Published in 1877, The Origin of the Moral Sensations was Rée's second book. His first was titled Psychological Observations. In The Origin of the Moral Sensations, Rée announced in the foreword that the book was inductive. He first observed the empirical phenomena he thought constituted man's moral nature and then looked into their origins. Rée proceeded from the premise that we feel some actions to be good and others evil. From the latter came the guilty conscience. Rée also followed many philosophers in rejecting free will. The error of free will, Rée claims, lies behind the development of the feeling of justice:

The feeling of justice thus arises out of two errors, namely, because the punishments inflicted by authorities and educators appear as acts of retribution, and because people believe in the freedom of the will.
— Paul Rée, ed. Robin Small, Chicago: University of Illinois Press, 2003

Rée rejected metaphysical explanations of good and evil; he thought that the best explanations were those offered by Darwin and Lamarck, who had traced moral phenomena back to their natural causes. Rée argued that our moral sentiments were the result of changes that had occurred over the course of many generations. Like Lamarck, Rée argued that acquired habits could be passed to later generations as innate characteristics. As an acquired habit, altruistic behaviour eventually became an innate characteristic. Altruistic behaviour was so beneficial, Rée claimed, that it came to be praised unconditionally, as something good in itself, apart from its outcomes.
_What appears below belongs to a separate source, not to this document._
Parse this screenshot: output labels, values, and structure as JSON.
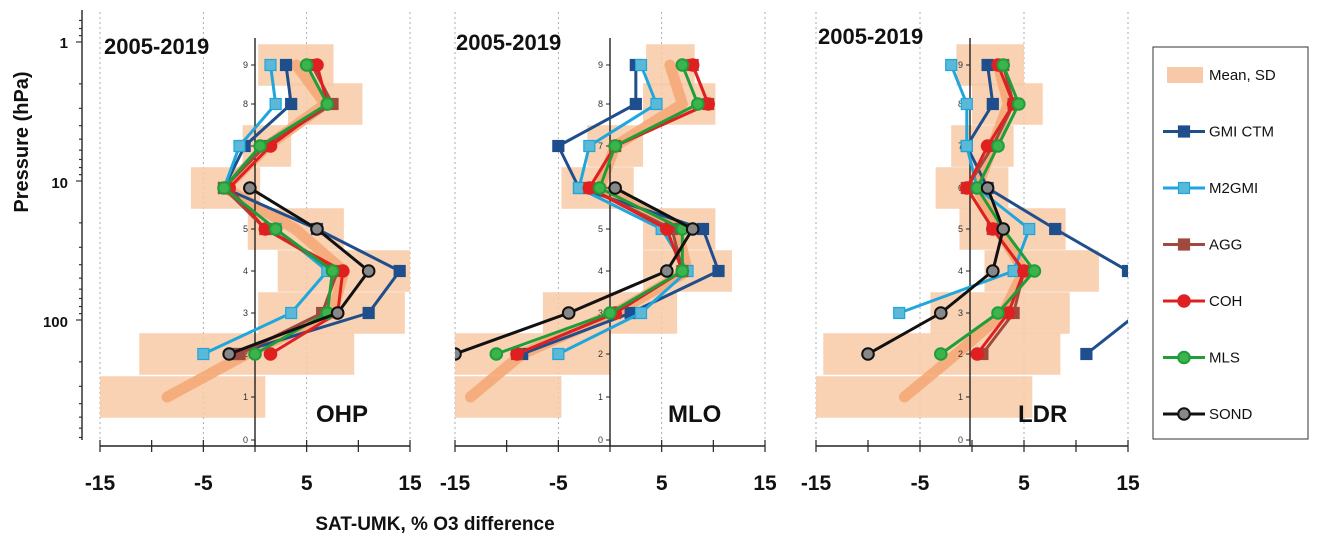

Nietzsche criticized Rée's The Origin of the Moral Sensations in the preface to On the Genealogy of Morals, writing that "Perhaps I have never read anything to which I would have said to myself No, proposition by proposition, conclusion by conclusion, to the extent that I did to this book; yet quite without ill-humour or impatience."

Rée's friendship with Nietzsche disintegrated in the fall of 1882 due to complications from their mutual involvement with Lou Salomé. Rée became a practising physician.

==Death==
Rée died by falling into the Charnadüra Gorge while hiking in the Swiss Alps near Celerina on 28 October 1901. His body was found the same day in the Inn River.

According to Nietzsche's biographer Rüdiger Safranski, Rée fell from a "slippery cliff," and it "is unclear whether it was an accident or suicide." Rée had declared, not long before his death, "I have to philosophize. When I run out of material about which to philosophize, it is best for me to die."